Amandine Gay has much to say about access to film school—and opportunities in the film industry—for those outside the mainstream. Initially on the radar for her Afro-feminist activism, Gay arrived on the cinema scene with Speak Up, a narrative reclamation focusing on the diaspora in France and Belgium.

Talking to Francophone Black women who may not be considered formal scholars, allowing her subjects to speak as experts on their own experiences, Gay disproves the idea that France is a race-blind society. She shoots mainly in regal close-ups and using natural light, allowing her subjects the clarity to speak for themselves, unfiltered. (And to put to bed the misconception that Black performers are harder to light, one of many important angles discussed in an excellent interview with Letterboxd member Justine Smith.)

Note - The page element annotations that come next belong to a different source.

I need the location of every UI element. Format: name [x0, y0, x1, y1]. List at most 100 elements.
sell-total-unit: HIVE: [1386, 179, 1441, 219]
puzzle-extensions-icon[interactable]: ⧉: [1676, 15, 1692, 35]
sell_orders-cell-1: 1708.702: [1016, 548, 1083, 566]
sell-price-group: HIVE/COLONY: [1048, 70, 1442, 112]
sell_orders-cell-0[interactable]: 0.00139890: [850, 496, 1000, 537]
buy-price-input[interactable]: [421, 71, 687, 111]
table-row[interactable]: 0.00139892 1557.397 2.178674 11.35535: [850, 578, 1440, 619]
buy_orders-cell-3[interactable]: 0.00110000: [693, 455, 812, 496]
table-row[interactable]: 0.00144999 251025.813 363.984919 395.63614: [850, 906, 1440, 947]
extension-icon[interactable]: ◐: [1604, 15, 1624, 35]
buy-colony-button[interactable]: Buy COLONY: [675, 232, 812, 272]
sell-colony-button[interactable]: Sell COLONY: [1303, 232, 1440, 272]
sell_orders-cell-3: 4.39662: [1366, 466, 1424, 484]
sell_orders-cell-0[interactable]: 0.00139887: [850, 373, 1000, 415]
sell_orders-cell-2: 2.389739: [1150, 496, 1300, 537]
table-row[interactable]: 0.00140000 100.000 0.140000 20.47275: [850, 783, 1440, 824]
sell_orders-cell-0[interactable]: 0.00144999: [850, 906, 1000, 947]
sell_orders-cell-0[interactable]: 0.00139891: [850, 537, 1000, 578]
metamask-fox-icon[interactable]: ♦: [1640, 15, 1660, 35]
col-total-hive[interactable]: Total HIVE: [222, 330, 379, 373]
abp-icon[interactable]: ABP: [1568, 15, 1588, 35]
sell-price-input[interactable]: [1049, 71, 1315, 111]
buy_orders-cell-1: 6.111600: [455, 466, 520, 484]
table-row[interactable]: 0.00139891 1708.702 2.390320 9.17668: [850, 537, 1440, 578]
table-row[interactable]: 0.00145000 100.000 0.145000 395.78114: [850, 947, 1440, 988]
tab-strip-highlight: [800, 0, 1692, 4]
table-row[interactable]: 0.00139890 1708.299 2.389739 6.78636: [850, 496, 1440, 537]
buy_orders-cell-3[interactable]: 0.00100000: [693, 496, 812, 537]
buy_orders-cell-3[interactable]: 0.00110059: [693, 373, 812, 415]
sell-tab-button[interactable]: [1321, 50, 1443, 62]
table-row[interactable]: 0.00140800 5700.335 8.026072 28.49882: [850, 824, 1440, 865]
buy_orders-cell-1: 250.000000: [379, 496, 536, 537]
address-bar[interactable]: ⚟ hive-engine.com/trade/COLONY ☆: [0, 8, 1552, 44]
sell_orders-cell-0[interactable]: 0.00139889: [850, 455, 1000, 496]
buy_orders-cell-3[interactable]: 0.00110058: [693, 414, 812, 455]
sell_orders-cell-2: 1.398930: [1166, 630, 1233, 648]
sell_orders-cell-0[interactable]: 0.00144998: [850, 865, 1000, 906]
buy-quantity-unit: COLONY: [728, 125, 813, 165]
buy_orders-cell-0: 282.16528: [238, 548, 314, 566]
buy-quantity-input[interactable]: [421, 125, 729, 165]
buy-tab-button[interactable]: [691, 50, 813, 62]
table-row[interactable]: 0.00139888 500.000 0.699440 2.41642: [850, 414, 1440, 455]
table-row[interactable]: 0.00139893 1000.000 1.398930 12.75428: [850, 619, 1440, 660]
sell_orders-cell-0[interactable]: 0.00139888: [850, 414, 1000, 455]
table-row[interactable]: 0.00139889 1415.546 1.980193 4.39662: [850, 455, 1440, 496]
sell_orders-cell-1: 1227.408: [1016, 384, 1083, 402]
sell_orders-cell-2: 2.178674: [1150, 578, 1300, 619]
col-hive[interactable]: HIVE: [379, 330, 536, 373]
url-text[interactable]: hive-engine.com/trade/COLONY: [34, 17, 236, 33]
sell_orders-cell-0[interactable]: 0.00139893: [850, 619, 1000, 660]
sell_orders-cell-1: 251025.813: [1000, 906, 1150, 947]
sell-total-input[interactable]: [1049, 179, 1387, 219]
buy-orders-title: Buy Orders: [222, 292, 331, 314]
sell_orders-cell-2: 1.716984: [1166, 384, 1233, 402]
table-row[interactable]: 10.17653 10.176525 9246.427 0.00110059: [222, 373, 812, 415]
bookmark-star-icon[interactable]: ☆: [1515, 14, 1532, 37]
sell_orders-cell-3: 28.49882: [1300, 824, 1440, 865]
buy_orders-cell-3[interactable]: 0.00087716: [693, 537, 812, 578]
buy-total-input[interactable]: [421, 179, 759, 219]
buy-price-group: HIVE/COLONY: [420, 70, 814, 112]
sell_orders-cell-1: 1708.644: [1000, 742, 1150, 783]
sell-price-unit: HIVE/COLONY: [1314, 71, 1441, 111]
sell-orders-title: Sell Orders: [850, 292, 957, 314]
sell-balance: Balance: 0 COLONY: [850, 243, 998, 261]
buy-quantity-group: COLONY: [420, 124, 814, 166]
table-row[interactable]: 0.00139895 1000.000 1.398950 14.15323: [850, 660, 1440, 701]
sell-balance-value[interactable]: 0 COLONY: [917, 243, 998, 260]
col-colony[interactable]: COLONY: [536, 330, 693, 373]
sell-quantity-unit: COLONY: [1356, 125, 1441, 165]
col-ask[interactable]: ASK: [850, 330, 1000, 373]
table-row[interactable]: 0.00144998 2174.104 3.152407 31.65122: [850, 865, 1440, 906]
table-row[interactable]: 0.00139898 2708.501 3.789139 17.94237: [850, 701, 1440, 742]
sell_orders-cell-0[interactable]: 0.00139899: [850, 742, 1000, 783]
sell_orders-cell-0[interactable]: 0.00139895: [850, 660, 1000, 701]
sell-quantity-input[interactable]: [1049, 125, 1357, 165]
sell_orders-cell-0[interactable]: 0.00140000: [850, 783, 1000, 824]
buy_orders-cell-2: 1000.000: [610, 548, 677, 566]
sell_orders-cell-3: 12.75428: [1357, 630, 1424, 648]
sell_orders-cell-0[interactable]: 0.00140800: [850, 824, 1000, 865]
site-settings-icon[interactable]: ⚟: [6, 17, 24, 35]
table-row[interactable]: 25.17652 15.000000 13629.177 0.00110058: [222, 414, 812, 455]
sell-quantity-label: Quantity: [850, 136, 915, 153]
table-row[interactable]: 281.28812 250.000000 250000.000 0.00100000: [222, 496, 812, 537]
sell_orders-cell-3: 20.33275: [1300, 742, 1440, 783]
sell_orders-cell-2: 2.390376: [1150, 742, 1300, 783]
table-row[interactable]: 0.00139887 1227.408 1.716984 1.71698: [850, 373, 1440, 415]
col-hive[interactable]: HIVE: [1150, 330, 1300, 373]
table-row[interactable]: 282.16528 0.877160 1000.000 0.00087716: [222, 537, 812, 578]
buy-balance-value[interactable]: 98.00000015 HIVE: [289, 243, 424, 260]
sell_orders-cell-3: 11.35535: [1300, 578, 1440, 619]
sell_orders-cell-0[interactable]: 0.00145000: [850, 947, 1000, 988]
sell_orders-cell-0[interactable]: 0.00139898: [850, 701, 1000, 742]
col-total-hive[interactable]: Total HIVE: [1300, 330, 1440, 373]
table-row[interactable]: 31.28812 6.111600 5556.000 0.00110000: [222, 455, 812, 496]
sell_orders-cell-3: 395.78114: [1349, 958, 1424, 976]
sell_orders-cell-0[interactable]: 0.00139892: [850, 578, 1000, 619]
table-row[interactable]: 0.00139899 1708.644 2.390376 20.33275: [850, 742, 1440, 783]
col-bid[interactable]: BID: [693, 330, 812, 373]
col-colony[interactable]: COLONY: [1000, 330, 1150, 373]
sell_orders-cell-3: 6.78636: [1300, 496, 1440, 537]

Using family photos and home videos from subjects, Gay’s engaging documentary work is a mouthpiece to spark conversation. Her next documentary, Une histoire à soi, centers on transnational adoption and will likely take a similarly conversational approach in exploring a unique cultural divide; putting the microphone in front of those who can provide a first-person point of view. Though not officially backed yet, she’s also—for years!—teased a Black lesbian sommelier film on podcasts and in interviews. That’s a story that I hope won’t need much more maturing before we see it. A votre santé.